Quick look - What are banks saying now?

  • Lloyds - It said it could shift its legal home to to the headquarters it has in London. However, Lloyds said this was just a legal procedure and "there would be no immediate changes or issues".
  • Clydesdale - The financial institution, which is part of National Australia Bank, said its contingency plans for a "Yes" vote included re-registering as an English company.
  • RBS - It confirmed it will relocate its registered headquarters to London if Scotland votes for independence next week.
  • Tesco - Its contingency plans include the creation of a "new registered company, domiciled in England"

Elsewhere, John Lewis chairman Sir Charlie Mayfield claimed shoppers in Scotland could face higher prices if the country votes in favour of independence.

Sir Charlie said the retailer had no intention of reducing its commercial presence north of the border, where it has nine shops, a contact centre and employs more than 3,000 people.

But he cautioned that firms were unlikely to continue sharing the burden of higher operating costs in Scotland across all UK customers in the event of the break up of the Union.

He told BBC Radio 4's Today programme: "From a business perspective there will be economic consequences to a Yes vote, not just in uncertainty but some of the turmoil we are hearing about.

"And it is also the case that it does cost more money to trade in parts of Scotland and therefore those hard costs, in the event of a Yes vote, are more likely to be passed on."

But he added: "On the day after the referendum the shops are going to open on time, nothing will change."
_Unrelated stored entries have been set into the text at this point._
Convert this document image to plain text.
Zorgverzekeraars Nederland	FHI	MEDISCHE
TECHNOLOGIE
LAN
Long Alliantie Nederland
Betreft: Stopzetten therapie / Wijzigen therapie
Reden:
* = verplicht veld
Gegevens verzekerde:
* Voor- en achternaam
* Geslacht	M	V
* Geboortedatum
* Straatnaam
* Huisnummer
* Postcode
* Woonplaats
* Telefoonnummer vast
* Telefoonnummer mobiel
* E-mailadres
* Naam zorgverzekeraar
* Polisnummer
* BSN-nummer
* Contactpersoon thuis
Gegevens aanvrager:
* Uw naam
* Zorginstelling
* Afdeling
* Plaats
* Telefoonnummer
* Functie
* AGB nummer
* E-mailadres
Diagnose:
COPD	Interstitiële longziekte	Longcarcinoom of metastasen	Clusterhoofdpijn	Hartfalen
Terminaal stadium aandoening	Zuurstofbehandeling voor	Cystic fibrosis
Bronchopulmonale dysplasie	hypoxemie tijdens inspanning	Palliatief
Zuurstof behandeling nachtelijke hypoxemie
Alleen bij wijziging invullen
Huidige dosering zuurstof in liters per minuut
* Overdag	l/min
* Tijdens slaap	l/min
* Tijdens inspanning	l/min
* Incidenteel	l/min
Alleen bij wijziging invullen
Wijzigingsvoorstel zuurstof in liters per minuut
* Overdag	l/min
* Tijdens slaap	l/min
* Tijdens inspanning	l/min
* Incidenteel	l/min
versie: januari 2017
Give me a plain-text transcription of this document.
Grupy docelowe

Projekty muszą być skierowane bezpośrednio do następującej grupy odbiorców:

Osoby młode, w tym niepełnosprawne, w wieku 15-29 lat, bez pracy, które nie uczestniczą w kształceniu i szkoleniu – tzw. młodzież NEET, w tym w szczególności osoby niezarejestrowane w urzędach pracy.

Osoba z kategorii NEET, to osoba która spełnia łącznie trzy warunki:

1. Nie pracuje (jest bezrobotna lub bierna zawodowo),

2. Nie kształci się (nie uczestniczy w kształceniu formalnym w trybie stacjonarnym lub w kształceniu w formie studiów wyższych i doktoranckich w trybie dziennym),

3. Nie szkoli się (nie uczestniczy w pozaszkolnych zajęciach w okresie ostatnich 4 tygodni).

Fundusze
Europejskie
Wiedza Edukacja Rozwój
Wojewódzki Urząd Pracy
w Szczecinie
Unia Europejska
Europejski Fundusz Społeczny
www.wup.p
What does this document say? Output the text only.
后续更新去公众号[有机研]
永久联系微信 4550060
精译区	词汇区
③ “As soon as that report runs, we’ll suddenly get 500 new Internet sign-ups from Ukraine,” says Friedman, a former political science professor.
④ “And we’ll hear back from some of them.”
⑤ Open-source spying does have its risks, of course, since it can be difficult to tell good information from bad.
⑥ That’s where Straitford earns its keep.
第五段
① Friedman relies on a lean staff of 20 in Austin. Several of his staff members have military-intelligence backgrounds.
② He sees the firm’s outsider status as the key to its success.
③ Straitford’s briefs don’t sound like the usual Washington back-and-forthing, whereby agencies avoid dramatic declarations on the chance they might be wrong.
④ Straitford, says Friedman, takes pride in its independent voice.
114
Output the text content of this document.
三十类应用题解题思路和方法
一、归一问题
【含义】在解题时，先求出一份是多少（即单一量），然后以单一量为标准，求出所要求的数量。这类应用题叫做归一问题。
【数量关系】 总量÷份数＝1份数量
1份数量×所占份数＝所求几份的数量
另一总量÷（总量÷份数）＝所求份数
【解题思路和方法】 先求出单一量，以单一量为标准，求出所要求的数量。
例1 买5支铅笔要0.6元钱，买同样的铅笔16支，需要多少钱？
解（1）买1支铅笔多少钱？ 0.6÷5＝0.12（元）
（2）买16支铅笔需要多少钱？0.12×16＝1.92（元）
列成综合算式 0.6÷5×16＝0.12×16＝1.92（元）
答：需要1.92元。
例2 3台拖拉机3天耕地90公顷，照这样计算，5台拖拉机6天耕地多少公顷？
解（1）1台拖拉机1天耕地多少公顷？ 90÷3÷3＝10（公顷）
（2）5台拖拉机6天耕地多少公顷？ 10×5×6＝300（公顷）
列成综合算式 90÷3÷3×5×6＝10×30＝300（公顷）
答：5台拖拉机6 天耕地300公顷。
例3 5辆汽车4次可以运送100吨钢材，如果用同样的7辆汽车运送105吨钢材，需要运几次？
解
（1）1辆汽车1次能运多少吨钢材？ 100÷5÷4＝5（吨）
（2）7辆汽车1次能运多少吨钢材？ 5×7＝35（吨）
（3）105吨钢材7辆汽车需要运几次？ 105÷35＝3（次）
Angus Grossart, chairman of merchant bank Noble Grossart, said that people should "not panic" following the decisions made by the two banks. He told the Financial Times that the impact of a Yes vote was "severely overstated".

Mr Grossart, one of the most senior figures in Scotland's financial establishment, said people were "overreacting" to the threats of exodus of firms.

"I think it is getting out of hand," he told the Financial Times. "To hear some of the comments you almost expect people to be predicting a plague of locusts or mice next."